J’entends Guillaume me dire : « Je peux y aller avec la bougie ? » (La bougie ? Allons bon, une bougie maintenant ?) Et j’ai répondu « Oui, oui, vas-y ». (Pourquoi ?) Je sens les premières gouttes de cire couler sur mon mollet. C’est vraiment très chaud, mais je n’arrive pas à savoir si ça me brûle ou si j’ai simplement les nerfs à fleur de peau. Il continue cette torture pendant quelques instants, et je m’entends pousser des cris. Puis, il s’emploie à détacher la corde qui me retenait la tête en arrière. Il l’a ensuite passée autour de ma cuisse restée libre jusqu’à maintenant. Je ne vois pas ce qu’il fait, je ne peux rien contrôler, je sens juste mes jambes remonter vers le haut. Oui, c’est ça, je suis sur le dos et j’ai les deux jambes accrochées à la barre. Et il tire. Il tire vers le haut. Mon dos décolle du sol, ma tête part en arrière. Il est en train de me suspendre, je ne sais pas quoi faire, ni comment gérer ça, je ne m’y attendais pas. Je commence à avoir mal, une des cordes me coupe littéralement la cuisse en deux. Il tire encore, et me voilà suspendue la tête en bas. C’est trop. J’ai mal, je lui dis. J’ai crié souvent tout au long de l’encordage, mais là il sent dans ma voix que c’est différent. Il me regarde et me rassure : « Tout va bien, on descend ».

shibari_lavoir_public

Je le sens me reposer au sol.
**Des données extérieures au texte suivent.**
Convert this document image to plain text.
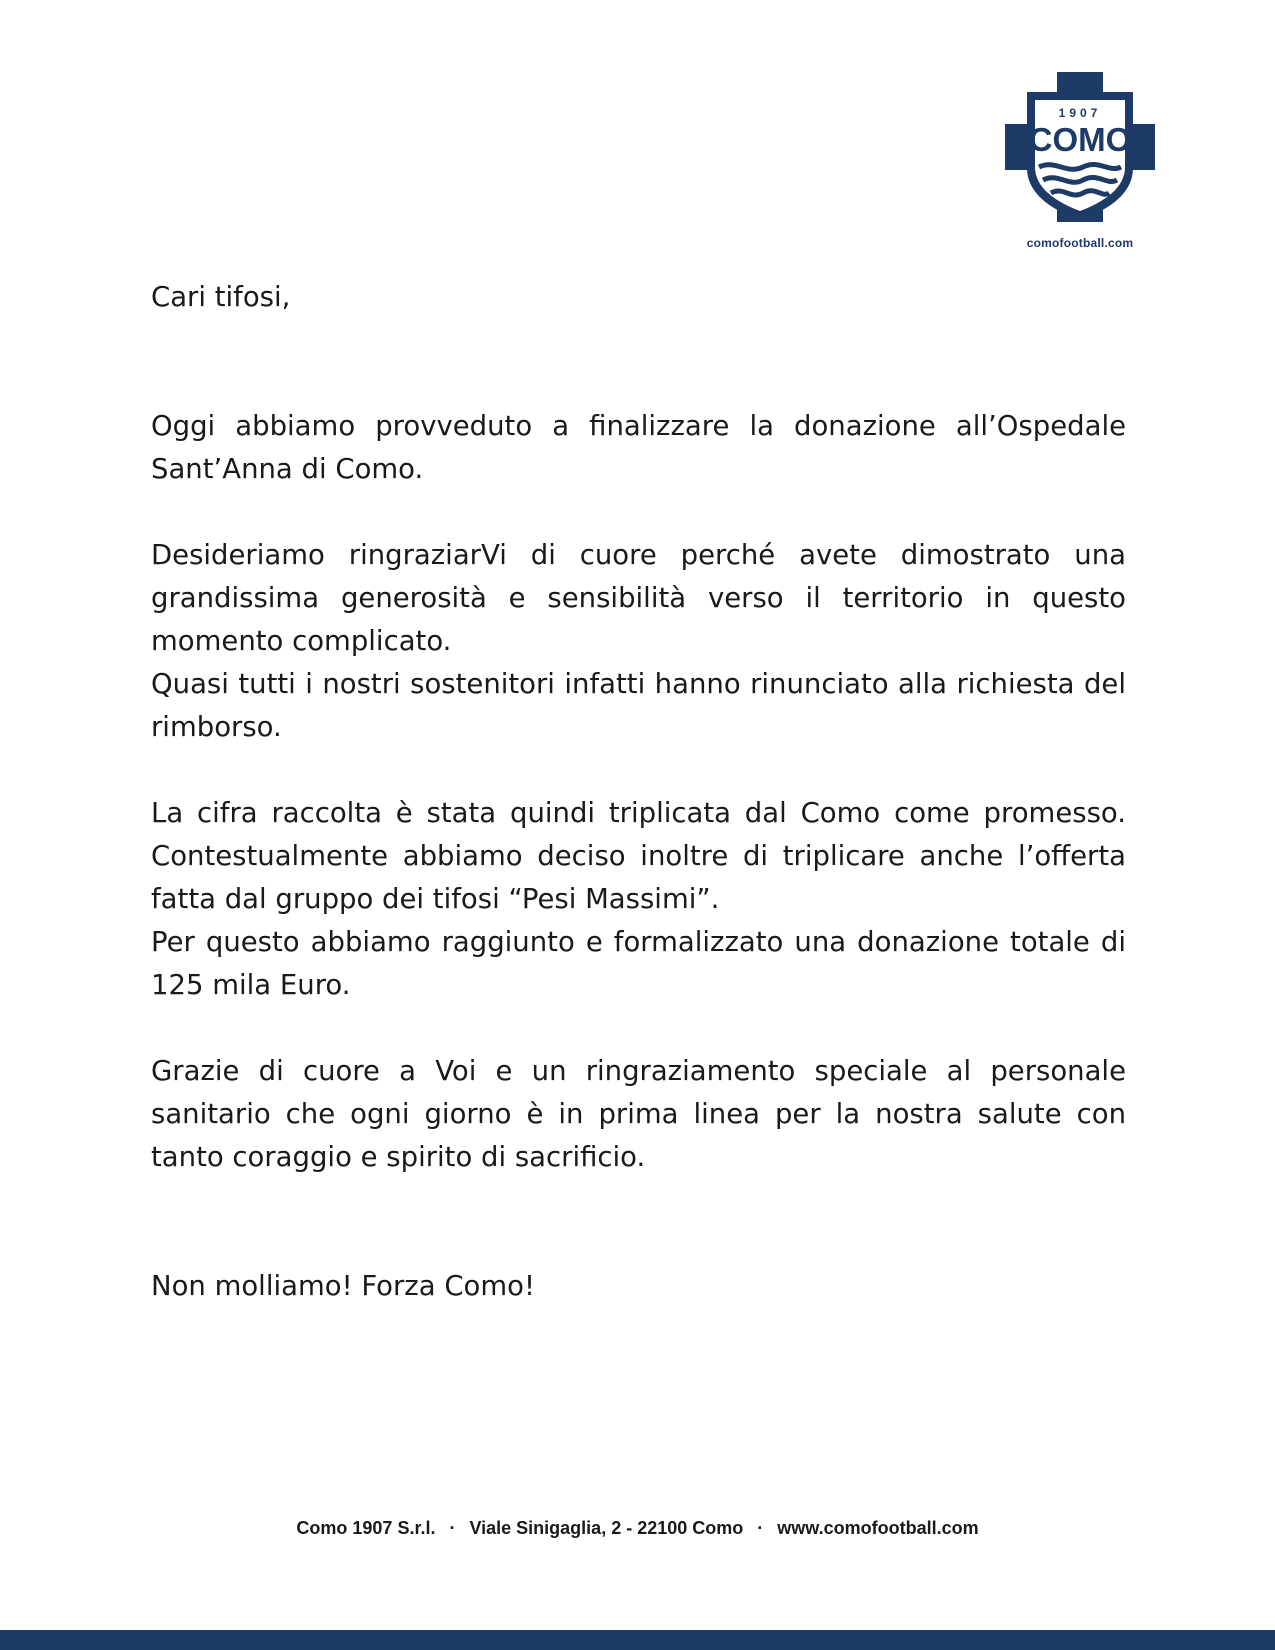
1907
COMO
comofootball.com

Cari tifosi,

Oggi abbiamo provveduto a finalizzare la donazione all’Ospedale Sant’Anna di Como.

Desideriamo ringraziarVi di cuore perché avete dimostrato una grandissima generosità e sensibilità verso il territorio in questo momento complicato.

Quasi tutti i nostri sostenitori infatti hanno rinunciato alla richiesta del rimborso.

La cifra raccolta è stata quindi triplicata dal Como come promesso. Contestualmente abbiamo deciso inoltre di triplicare anche l’offerta fatta dal gruppo dei tifosi “Pesi Massimi”.

Per questo abbiamo raggiunto e formalizzato una donazione totale di 125 mila Euro.

Grazie di cuore a Voi e un ringraziamento speciale al personale sanitario che ogni giorno è in prima linea per la nostra salute con tanto coraggio e spirito di sacrificio.

Non molliamo! Forza Como!

Como 1907 S.r.l. · Viale Sinigaglia, 2 - 22100 Como · www.comofootball.com
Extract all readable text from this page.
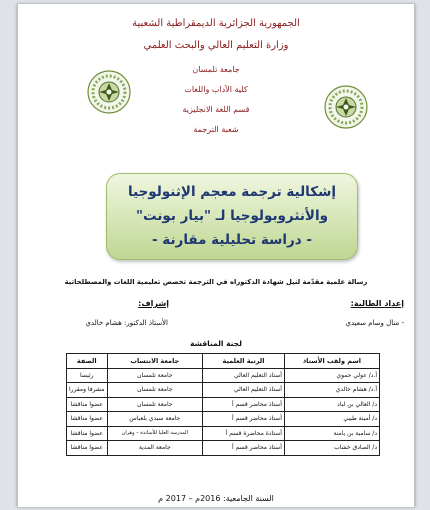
الجمهورية الجزائرية الديمقراطية الشعبية
وزارة التعليم العالي والبحث العلمي
جامعة تلمسان
كلية الآداب واللغات
قسم اللغة الانجليزية
شعبة الترجمة
إشكالية ترجمة معجم الإثنولوجيا
والأنثروبولوجيا لـ "بيار بونت"
- دراسة تحليلية مقارنة -
رسالة علمية مقدّمة لنيل شهادة الدكتوراه في الترجمة تخصص تعليمية اللغات والمصطلحاتية
إعداد الطالبة:
إشراف:
- منال وسام سعيدي
الأستاذ الدكتور: هشام خالدي
لجنة المناقشة
اسم ولقب الأستاذ	الرتبة العلمية	جامعة الانتساب	الصفة
أ.د/ عولي حموي	أستاذ التعليم العالي	جامعة تلمسان	رئيسا
أ.د/ هشام خالدي	أستاذ التعليم العالي	جامعة تلمسان	مشرفا ومقررا
د/ العالي بن لباد	أستاذ محاضر قسم أ	جامعة تلمسان	عضوا مناقشا
د/ أمينة طيبي	أستاذ محاضر قسم أ	جامعة سيدي بلعباس	عضوا مناقشا
د/ سامية بن يامنة	أستاذة محاضرة قسم أ	المدرسة العليا للأساتذة – وهران	عضوا مناقشا
د/ الصادق خشاب	أستاذ محاضر قسم أ	جامعة المدية	عضوا مناقشا
السنة الجامعية: 2016م – 2017 م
Il commence à défaire les liens. Je reprends possession de mon corps petit à petit. Je refais un tour de la salle avec les yeux, mais je ne reconnais plus rien ni personne. Il m’aide à me remettre assise, et m’entoure de son bras. Je m’accroche à lui comme on s’accroche à une bouée. Je le serre, fort. On me tend un bouteille d’eau à moitié pleine, je la termine d’une traite. Je me remets debout, face à la salle, et j’esquisse une révérence. Tout le monde applaudit, moi je remets mon jean en tremblant. Les modèles professionnelles me font des sourires et me félicitent. Je descends de la scène et retourne vers le dj booth mécaniquement. Je ne sais plus où est Bazin, et l’objectif de Pippo est déjà en train de shooter la novice suivante… je crois que c’est Neena. Je prends un air détaché et fais un grand sourire à Gonzo qui a repris ses platines. J’essaie de parler mais ça ne sort pas. Je finis par m’écrouler sur lui pendant au moins 30 secondes, j’inspire et j’expire aussi profondément que je peux. Tout ce que j’arrive à dire c’est : « Je… Je m’y attendais pas. »

Neena Amber Shibari

Je cherche Bazin partout, sans le trouver. Je l’aperçois enfin, à l’autre bout de la salle. Je cours vers lui en poussant tout le monde et je me jette dans ses bras, je le serre jusqu’à sentir ses côtes bouger. Et là, d’un coup, je pleure. Des grosses larmes coulent sur mes joues et des sanglots assez violents m’échappent. J’entends plusieurs voix inquiètes me demander si ça va, je prends encore quelques minutes, mais je sais déjà que la seule réponse est oui. Je relève la tête et là enfin j’arrive à sourire : « Oui, ça va très bien. C’était génial ». Je peux enfin reprendre le cours de la soirée. D’autres personnes se font ligoter, suspendre. Moi, je plane.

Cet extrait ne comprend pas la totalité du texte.